However it was a different story with my last foster, also named Riggs. I had not realized how close he and Ava had gotten over the few months we had him. When we had to pts due to his chronic renal failure she was a mess for weeks. He had not had any bad days until his last but I know she knew he was sick...but she was not prepared for him to not come home with me. It was almost harder to watch her struggle with him being gone than to mourn for him. I really wish we had taken her to the vet with us so she could have seen him go. Its been two months and she still isn't 100%.


----------



## littledmc17 (Apr 9, 2008)

I am so sorry for the both of you.
Just reading these are making my heart ache.

It is great information for people with more than one dog and I will seriously keep it in mind for when that day comes.

Thank you


----------



## TANDB (Dec 12, 2005)

I brought my 3yr old male to the vets office when I had to put my 12yr old girl down. He stayed out in the waiting room with my son while they gave her the shot. We brought him in once she was gone, he sniffed her and gave her a very light lick on her muzzle and then we went home. He didn't seem to want to play for a few days, if I really engaged him he would but aside from that he seemed ok. I think it's important to let the rest of the pack have the chance to have closure,


----------



## Skye'sMom (Jul 11, 2004)

My 15 year old all-american went to the bridge in the early hours this morning.

http://www.germanshepherds.com/forum/ubbthreads.php?ubb=showflat&Number=833927&page=1#Post833927

I knew as she as soon as she didn't come to the back door to be let out with Skye and Buddy.

Both Skye and Buddy seemed at first to unaware that Solo was gone - still lying in her fleece bed.

Buddy seems to remain clueless, but Skye is definitely confused and grieving. She kept going to smell Solo, look at me, then ly in the middle of the floor with her head bowed and ears flat.

I think I made a mistake. I carried Solo to the car (she is being cremated) and both dogs followed me to the door. I came back in to feed them before I left with Solo. Skye did not want to eat - she kept going to the door like I 'forgot' to bring Solo back in. When I came home from the funeral home, Skye was still waiting by the door.

I know Skye will come around, especially since she and Buddy are very close. But I wonder if smelling Solo and seeing me take her out will help or hurt them in the long run.

Skye also grieved when her best friend Sophie died last December, but that is when Buddy began filling the space.
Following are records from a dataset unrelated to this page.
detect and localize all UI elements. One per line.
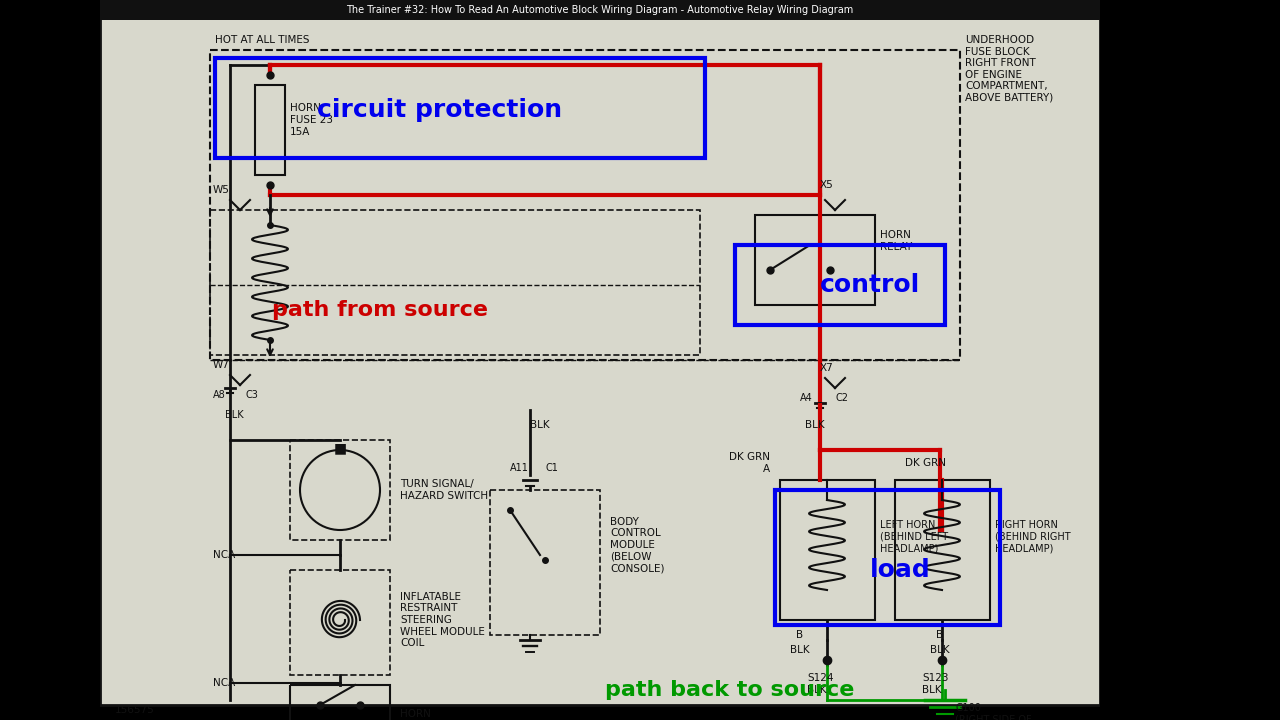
- Text: HORN
SWITCH: HORN SWITCH: [399, 709, 440, 720]
- Bar: [1100, 0, 1280, 720]
- Text: X5: X5: [820, 180, 833, 190]
- Text: TURN SIGNAL/
HAZARD SWITCH: TURN SIGNAL/ HAZARD SWITCH: [399, 480, 488, 501]
- Text: load: load: [869, 558, 931, 582]
- Text: B: B: [937, 630, 943, 640]
- Text: LEFT HORN
(BEHIND LEFT
HEADLAMP): LEFT HORN (BEHIND LEFT HEADLAMP): [881, 520, 948, 553]
- Text: BLK: BLK: [530, 420, 550, 430]
- Bar: [735, 245, 945, 325]
- Text: X7: X7: [820, 363, 833, 373]
- Bar: [895, 480, 989, 620]
- Text: A11: A11: [509, 463, 529, 473]
- Text: C3: C3: [244, 390, 257, 400]
- Text: B: B: [796, 630, 804, 640]
- Text: DK GRN
A: DK GRN A: [730, 452, 771, 474]
- Bar: [100, 15, 1100, 705]
- Text: BLK: BLK: [790, 645, 810, 655]
- Text: HORN
FUSE 23
15A: HORN FUSE 23 15A: [291, 104, 333, 137]
- Text: circuit protection: circuit protection: [317, 98, 563, 122]
- Text: NCA: NCA: [212, 678, 236, 688]
- Text: BODY
CONTROL
MODULE
(BELOW
CONSOLE): BODY CONTROL MODULE (BELOW CONSOLE): [611, 517, 664, 573]
- Text: INFLATABLE
RESTRAINT
STEERING
WHEEL MODULE
COIL: INFLATABLE RESTRAINT STEERING WHEEL MODU…: [399, 592, 485, 648]
- Text: BLK: BLK: [225, 410, 243, 420]
- Text: DK GRN: DK GRN: [905, 458, 946, 468]
- Text: C2: C2: [835, 393, 849, 403]
- Text: BLK: BLK: [805, 420, 824, 430]
- Text: W5: W5: [212, 185, 230, 195]
- Text: S123: S123: [922, 673, 948, 683]
- Text: A4: A4: [800, 393, 813, 403]
- Bar: [291, 570, 390, 675]
- Bar: [291, 685, 390, 720]
- Text: ■: ■: [333, 441, 347, 455]
- Text: 156575: 156575: [115, 705, 155, 715]
- Bar: [210, 50, 960, 360]
- Text: A8: A8: [212, 390, 225, 400]
- Text: NCA: NCA: [212, 550, 236, 560]
- Bar: [210, 210, 700, 355]
- Bar: [100, 0, 1100, 20]
- Bar: [780, 480, 876, 620]
- Text: path from source: path from source: [273, 300, 488, 320]
- Text: The Trainer #32: How To Read An Automotive Block Wiring Diagram - Automotive Rel: The Trainer #32: How To Read An Automoti…: [347, 5, 854, 15]
- Text: path back to source: path back to source: [605, 680, 855, 700]
- Text: HOT AT ALL TIMES: HOT AT ALL TIMES: [215, 35, 310, 45]
- Text: C1: C1: [545, 463, 558, 473]
- Text: HORN
RELAY: HORN RELAY: [881, 230, 913, 251]
- Bar: [0, 0, 100, 720]
- Text: S124: S124: [806, 673, 833, 683]
- Text: BLK: BLK: [922, 685, 942, 695]
- Bar: [774, 490, 1000, 625]
- Text: BLK: BLK: [931, 645, 950, 655]
- Text: BLK: BLK: [806, 685, 827, 695]
- Bar: [755, 215, 876, 305]
- Text: G100
(RIGHT SIDE OF
ENGINE
COMPARTMENT): G100 (RIGHT SIDE OF ENGINE COMPARTMENT): [955, 703, 1033, 720]
- Text: UNDERHOOD
FUSE BLOCK
RIGHT FRONT
OF ENGINE
COMPARTMENT,
ABOVE BATTERY): UNDERHOOD FUSE BLOCK RIGHT FRONT OF ENGI…: [965, 35, 1053, 103]
- Text: RIGHT HORN
(BEHIND RIGHT
HEADLAMP): RIGHT HORN (BEHIND RIGHT HEADLAMP): [995, 520, 1070, 553]
- Bar: [291, 440, 390, 540]
- Bar: [215, 58, 705, 158]
- Text: W7: W7: [212, 360, 230, 370]
- Bar: [255, 85, 285, 175]
- Text: control: control: [820, 273, 920, 297]
- Bar: [490, 490, 600, 635]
Sophie died suddenly at the vets office (heart failure) and Skye watched for her for weeks, even wanting out before she ate so she could check for Sophie (Sophie was starving when I found her and she loved her meals.)

I am hoping that by seeing Solo and smelling the changes in her, it will help. 
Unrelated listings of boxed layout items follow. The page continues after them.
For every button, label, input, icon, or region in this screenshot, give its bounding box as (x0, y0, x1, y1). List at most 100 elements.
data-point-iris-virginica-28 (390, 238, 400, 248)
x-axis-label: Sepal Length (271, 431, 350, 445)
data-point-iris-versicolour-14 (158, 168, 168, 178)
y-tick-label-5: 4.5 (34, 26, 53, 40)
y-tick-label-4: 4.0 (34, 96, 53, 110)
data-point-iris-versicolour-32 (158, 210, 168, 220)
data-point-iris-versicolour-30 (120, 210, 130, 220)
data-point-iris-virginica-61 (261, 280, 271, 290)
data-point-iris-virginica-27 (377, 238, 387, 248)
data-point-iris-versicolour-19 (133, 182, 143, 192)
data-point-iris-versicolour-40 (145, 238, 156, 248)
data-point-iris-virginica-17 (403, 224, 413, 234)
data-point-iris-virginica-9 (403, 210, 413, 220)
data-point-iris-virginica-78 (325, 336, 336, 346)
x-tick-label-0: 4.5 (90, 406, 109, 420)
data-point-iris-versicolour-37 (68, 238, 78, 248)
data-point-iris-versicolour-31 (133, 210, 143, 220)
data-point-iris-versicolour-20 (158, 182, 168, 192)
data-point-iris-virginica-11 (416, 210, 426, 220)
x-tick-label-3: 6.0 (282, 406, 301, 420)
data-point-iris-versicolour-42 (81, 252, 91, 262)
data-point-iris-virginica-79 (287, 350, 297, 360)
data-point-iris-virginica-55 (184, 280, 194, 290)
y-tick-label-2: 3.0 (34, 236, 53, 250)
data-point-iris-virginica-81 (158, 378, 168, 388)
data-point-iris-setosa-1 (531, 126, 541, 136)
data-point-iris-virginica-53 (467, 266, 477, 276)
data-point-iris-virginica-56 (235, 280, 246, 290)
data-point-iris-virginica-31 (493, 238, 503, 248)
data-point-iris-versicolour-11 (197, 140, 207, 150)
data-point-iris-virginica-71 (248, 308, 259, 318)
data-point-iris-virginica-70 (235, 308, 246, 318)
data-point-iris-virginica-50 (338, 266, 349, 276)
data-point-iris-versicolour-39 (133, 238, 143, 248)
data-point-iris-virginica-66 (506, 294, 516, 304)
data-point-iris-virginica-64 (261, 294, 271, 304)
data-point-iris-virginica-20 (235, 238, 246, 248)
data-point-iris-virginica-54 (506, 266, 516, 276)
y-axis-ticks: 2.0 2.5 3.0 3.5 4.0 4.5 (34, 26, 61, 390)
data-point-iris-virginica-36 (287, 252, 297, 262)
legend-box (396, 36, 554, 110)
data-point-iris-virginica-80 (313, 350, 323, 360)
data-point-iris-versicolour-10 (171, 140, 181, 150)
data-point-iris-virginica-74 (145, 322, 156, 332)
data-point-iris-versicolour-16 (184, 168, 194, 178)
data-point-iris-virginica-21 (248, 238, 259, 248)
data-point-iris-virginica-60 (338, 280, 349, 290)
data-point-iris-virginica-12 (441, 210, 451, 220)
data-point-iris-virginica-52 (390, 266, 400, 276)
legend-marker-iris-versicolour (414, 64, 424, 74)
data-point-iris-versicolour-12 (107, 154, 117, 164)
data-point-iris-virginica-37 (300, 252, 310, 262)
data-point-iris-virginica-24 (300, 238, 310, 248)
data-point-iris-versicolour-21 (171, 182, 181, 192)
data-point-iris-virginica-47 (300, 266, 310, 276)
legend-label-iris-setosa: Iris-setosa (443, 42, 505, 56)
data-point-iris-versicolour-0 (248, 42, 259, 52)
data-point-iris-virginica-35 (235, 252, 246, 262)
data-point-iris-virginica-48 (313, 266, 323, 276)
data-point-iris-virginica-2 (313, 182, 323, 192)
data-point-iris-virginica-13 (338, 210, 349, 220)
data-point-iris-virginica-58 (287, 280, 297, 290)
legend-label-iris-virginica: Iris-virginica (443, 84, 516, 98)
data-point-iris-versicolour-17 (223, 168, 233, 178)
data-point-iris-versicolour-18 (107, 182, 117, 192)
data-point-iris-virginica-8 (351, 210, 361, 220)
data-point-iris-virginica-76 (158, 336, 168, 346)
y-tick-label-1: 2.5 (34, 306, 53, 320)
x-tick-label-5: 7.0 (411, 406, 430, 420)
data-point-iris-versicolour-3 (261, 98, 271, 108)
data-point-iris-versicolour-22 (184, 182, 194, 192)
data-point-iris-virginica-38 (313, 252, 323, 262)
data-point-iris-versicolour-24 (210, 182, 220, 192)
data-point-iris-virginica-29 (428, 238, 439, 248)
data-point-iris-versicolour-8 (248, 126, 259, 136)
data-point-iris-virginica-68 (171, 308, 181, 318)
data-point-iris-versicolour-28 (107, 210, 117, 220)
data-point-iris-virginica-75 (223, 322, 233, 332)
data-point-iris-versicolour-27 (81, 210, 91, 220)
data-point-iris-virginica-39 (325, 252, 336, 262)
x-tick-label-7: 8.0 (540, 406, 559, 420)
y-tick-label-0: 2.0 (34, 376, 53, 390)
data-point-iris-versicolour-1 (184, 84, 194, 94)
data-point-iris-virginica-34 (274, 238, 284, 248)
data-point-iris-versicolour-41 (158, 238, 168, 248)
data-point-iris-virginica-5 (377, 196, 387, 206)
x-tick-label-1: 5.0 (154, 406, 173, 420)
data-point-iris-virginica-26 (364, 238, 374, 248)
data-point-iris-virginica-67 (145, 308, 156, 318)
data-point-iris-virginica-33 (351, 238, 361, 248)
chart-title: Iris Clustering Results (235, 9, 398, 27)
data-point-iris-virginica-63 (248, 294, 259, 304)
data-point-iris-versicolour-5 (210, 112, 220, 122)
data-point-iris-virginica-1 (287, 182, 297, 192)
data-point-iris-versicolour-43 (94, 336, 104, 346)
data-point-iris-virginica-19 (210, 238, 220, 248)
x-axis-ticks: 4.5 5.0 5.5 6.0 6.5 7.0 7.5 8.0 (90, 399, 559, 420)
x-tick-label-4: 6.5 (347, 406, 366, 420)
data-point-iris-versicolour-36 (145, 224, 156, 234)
Sorry this is rambling - the loss was just a few hours ago and my heart is aching.


----------



## srfd44-2 (May 20, 2004)

I am certain that Skye will come around. We all grieve in different ways. Spend time with Buddy and Skye now. It will help all of you ease the loss a little easier. Take care and I am so sorry for your and your pets' loss of Solo.


----------



## caview (Jun 30, 2008)

Lauri,

I cannot believe what I've just read -- cannot imagine what it must feel like for you.. I am so very sorry for your loss..

I am so privileged to be able to catch a glimple of Riggs thanks to all the pictures you've been posting!

My life was so touched by him! Thanks to him and thanks to you!

God bless you and your family!

Tanya


----------



## SuzyE (Apr 22, 2005)

My gosh I am very sorry to all.


----------



## Lynnemd (Aug 26, 2007)

Hugs to all of you - been there, hate it.


----------